С трудом разбирая, когда девушка говорит серьезно, а когда шутит, Хайд поощрительно кашлянул, надеясь на пояснения. Они не замедлили прозвучать, впрочем, суть предыдущей фразы от этого не стала понятнее.

— Сейчас я живу здесь, но в любой момент могу вновь начать вести разгульную жизнь. Особенно, если подвернется подходящий повод. — Туве тепло потрепала гостя по руке. — Конечно, я тебя не брошу, мелкий Джо. Ты молод, туповат, неуклюж и непременно упадешь в яму и сломаешь ногу. Или тебя укусит огромная улитка. Если за тобой не присмотреть.

«Блииин, огромная улитка! — Хайд почесал затылок, погрузившись в раздумья. — А вдруг она серьезно? Да нет, бедняжка просто тронулась».

— Не волнуйся, под присмотром можно делать все то же, что и без него. В случае беды я буду лечить твою ногу отваром крысиных ушек и сушеным шипоцветом. А потом мы ее отрежем (Джо вздрогнул, осознав: речь-то идет именно о его ноге) и съедим. У тебя остались еще вкусности?

— Угу, — Хайд дал Туве очередной леденец, но загодя развернул его.

— Кожуру тоже надо есть, дурачок: в ней все витамины, — девица подняла выброшенную бумажку, небрежно вытерла ее о предплечье и сунула в рот. — Поди угадай, когда еще получится поесть? Но если будешь паинькой, я срежу тебе кусочек с бедра.

Джо благоразумно не прокомментировал эти слова, хотя на аппетитное бедро попялился немного, испытывая, однако, вовсе не гастрономический интерес. «Мда, наверное, подобная несвойственная мне похотливость является побочным эффектом длительной гибернации», — мелькнула обнадеживающая догадка. Снова уловив направление его взгляда, девица заставила Джонатана покраснеть.

— Еще рано думать о том, как меня приготовить, — уголки ее широкого рта поползли вверх. — Не ешь меня, Джонатанушка, я тебе пригожусь.

— Я не думаю, как тебя готовить, — смущенно пробурчал Джо и не соврал: воображение рисовало ему совершенно иные картины, — просто ты очень милая. А почему ты так экстравагантно одета?

— Жарко же, — ответ потрясал своей бесхитростностью.

— Пожалуй. — Хайд непроизвольно расстегнул верхние пуговицы своего лабораторного халата. — А чего интересного тут есть? Вот почему ты, к примеру, переселилась сюда?

— Вокруг интересно все, важна точка зрения, — рыжая опять соблаговолила ответить лишь частично.

— А что интересно тебе?

— Пока — ты, — Туве коснулась пальчиком груди Хайда. — Но теперь придется тебя кормить, а ты между тем воротишь нос от деликатесной крысы и полезной кожуры.

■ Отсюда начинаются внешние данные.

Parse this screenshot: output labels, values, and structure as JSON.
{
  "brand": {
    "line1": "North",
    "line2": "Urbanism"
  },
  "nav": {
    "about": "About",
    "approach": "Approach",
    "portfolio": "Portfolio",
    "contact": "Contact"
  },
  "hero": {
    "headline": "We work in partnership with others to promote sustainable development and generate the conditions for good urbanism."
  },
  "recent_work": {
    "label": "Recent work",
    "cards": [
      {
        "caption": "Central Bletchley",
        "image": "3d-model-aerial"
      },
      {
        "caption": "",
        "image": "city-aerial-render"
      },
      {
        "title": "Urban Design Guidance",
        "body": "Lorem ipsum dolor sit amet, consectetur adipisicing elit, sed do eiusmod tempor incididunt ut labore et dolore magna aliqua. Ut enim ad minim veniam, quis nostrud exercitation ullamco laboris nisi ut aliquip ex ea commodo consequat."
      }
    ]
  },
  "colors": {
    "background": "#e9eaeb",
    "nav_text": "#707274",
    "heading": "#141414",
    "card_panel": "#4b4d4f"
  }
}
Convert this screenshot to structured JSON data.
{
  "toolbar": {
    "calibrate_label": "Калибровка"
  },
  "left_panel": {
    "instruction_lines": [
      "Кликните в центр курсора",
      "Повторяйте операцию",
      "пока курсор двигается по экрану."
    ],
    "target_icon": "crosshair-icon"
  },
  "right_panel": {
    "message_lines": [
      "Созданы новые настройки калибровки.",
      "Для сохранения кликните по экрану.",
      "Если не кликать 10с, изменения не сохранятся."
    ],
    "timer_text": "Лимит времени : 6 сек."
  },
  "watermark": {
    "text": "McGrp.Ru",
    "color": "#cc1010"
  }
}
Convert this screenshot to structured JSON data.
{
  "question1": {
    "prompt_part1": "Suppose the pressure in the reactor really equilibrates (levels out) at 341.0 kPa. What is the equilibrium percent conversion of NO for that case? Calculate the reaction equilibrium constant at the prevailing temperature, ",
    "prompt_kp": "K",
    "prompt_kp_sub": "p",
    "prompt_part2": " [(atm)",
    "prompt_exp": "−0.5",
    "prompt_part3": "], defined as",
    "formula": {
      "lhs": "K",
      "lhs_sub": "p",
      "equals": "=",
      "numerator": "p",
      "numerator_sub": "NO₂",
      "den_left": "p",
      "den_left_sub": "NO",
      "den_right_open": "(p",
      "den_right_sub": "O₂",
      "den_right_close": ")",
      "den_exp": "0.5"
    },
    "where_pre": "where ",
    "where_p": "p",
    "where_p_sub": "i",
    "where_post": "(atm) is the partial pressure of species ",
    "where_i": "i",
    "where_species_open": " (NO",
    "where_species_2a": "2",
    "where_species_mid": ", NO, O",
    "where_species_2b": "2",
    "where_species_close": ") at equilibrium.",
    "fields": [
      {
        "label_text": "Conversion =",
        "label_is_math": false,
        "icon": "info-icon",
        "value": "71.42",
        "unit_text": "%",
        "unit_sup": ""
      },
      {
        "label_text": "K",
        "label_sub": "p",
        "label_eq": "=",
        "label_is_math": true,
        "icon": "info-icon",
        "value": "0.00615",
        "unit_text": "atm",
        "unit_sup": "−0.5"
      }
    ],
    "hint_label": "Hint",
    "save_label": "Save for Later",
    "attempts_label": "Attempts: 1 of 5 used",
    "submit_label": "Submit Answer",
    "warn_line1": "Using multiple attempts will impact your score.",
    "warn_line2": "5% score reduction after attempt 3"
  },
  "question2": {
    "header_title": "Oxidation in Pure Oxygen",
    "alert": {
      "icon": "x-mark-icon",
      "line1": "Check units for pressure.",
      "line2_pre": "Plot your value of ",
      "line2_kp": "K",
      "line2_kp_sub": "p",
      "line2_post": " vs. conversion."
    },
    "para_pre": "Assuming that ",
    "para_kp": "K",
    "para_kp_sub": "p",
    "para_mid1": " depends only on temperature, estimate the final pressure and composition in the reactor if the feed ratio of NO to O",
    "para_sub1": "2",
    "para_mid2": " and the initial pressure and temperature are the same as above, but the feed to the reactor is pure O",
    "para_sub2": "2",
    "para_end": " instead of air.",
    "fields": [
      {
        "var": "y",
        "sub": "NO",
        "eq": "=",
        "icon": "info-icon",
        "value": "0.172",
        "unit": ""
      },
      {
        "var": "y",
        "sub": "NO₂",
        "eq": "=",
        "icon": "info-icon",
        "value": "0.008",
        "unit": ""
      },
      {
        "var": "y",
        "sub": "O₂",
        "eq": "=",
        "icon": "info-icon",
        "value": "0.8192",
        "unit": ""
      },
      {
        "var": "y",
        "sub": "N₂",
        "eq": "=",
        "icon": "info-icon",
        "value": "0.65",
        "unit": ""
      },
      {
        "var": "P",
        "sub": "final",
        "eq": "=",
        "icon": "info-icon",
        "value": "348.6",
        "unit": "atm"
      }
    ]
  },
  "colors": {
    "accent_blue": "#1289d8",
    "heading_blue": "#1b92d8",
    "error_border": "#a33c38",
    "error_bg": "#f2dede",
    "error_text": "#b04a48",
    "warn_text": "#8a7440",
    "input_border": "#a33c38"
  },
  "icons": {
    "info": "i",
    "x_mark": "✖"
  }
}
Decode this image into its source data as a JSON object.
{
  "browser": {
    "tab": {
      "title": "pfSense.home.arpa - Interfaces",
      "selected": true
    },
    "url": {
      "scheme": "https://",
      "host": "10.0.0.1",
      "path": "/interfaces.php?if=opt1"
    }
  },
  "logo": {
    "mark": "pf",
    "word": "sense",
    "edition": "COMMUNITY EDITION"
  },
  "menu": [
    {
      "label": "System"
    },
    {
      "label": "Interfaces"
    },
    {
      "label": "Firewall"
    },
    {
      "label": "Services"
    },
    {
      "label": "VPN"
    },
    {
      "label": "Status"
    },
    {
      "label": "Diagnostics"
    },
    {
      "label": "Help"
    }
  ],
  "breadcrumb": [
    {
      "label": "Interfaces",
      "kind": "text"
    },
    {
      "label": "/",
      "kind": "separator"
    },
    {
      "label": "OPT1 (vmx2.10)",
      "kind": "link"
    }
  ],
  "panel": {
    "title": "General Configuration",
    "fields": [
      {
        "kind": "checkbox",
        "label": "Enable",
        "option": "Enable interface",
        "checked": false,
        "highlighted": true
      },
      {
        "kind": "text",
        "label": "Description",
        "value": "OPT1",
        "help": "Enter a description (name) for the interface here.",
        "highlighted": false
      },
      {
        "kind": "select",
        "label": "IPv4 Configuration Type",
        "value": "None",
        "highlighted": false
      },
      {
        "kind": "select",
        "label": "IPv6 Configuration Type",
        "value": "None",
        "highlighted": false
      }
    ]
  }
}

— Признаюсь, я привык к другой пище. Может, мне удалось бы обменять что-нибудь на еду… Такие штуки больше не используют? — Джо выудил из кармана джинсов серебряную монету номиналом в один стандарт. С ее потертой поверхности на него с укоризной взирал круглолицый президент в парике.

— Это я заберу, — оживилась Туве. Она выхватила монетку из Джонатановых пальцев и принялась примерять на цепочку, висящую на шее и уже украшенную разнообразными предметами, среди которых металлический кругляш смотрелся бы вполне уместно. — Но еды за такую ерундовину не получишь. У тебя есть полезные вещи?

— Когда дозарядятся батареи, появятся, но разумно ли их обменивать, не уверен. А какие вещи считаются полезными? Есть штука повкуснее конфет, но, полагаю, мы ее и сами съедим по дороге. Есть часы вроде твоих, но с кучей функций…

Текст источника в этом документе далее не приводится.